Draco took the broom the second it was offered, leaning away from Hermione to mount it. It was an old school broom, rickety and slow and clumsy, but it was enough. He had Harry Potter on his side for once, after all, and Potter knew what he was looking for. An old key, battered, and silver and large...

"There, with bright blue wings. The feathers are all crumpled on one side." Harry, Ron and Draco approached it. "We need to herd it - Ron, from above, Malfoy, below. Don't let it past you. I'll try to catch it -"

"Try? How about a little reassurance, Potter, Quidditch hero that you are."

"Shut up, Malfoy - right - now!"

Ron dived, Malfoy shot up and though the key missed both of them, it didn't seem to care that the two collided with an ungodly crunch, though Hermione's cry from below them suggested that she did. A second crunch came from Harry's direction as he pinned the key against the cold, damp brick.
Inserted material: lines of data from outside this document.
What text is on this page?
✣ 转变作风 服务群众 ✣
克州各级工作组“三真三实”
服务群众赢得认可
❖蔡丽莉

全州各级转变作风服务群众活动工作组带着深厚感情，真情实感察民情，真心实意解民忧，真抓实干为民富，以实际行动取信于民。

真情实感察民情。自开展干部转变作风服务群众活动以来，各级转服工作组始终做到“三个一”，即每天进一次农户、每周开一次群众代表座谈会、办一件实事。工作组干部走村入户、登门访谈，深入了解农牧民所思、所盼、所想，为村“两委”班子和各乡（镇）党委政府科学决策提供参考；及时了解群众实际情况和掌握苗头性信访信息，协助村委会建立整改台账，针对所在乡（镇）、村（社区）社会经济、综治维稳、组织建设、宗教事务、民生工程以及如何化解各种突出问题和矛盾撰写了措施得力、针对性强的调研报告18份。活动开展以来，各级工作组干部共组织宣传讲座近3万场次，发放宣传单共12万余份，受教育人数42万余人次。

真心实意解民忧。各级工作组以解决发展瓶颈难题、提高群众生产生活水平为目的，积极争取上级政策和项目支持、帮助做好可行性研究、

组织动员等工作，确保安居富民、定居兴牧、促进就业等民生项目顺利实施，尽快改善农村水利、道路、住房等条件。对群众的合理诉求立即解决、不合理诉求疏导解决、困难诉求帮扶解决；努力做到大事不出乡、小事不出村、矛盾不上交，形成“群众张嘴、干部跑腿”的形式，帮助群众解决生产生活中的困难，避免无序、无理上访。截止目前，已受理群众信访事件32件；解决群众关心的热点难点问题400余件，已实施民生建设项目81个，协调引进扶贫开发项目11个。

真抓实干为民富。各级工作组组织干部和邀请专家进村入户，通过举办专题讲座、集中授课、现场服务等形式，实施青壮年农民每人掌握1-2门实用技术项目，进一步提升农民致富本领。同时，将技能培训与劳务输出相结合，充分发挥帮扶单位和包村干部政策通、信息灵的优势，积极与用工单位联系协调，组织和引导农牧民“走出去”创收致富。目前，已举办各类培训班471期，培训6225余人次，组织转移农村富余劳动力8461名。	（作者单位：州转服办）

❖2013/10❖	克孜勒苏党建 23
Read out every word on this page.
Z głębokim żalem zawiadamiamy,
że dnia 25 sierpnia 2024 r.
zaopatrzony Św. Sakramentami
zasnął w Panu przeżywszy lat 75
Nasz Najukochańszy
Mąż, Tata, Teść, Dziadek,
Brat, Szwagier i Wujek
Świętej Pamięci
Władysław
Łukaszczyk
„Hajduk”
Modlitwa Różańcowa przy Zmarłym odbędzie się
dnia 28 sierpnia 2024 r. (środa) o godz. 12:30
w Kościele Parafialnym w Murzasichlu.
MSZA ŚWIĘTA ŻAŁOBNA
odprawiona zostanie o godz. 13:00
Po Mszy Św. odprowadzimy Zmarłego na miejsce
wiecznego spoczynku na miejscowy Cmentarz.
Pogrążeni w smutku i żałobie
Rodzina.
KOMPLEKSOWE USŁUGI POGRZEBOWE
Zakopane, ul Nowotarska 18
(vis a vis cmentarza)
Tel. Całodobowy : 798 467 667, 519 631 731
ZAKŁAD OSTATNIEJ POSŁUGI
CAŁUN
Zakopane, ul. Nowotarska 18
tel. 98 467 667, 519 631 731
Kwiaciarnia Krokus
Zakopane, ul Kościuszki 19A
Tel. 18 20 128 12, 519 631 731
The door opened the second the key turned in the lock, perfectly functional despite the damage it has sustained. It flew past Ron and Draco on their way to the ground, arguing heatedly regarding exactly which of them was to blame for their collision. Hermione went to Draco's side, demanding he let her see - after all, she'd read all about breaks and bruises and could identify them in an instant, she was sure.

Harry opened the door to nothing, releasing the key to resume its flight. It disappeared into the masses of keys above them, and only once he had stepped through into the next room did any of them pay any mind to the task at hand.

Flooded with light, the chessboard was clear of everything except pieces. Chess pieces. They towered over all of them, first-years as they were. They looked as though they would make seventh year students seem small. The white pieces directly opposite them were faceless. Hermione pulled the cloak tighter around her, grimacing. "Creepy."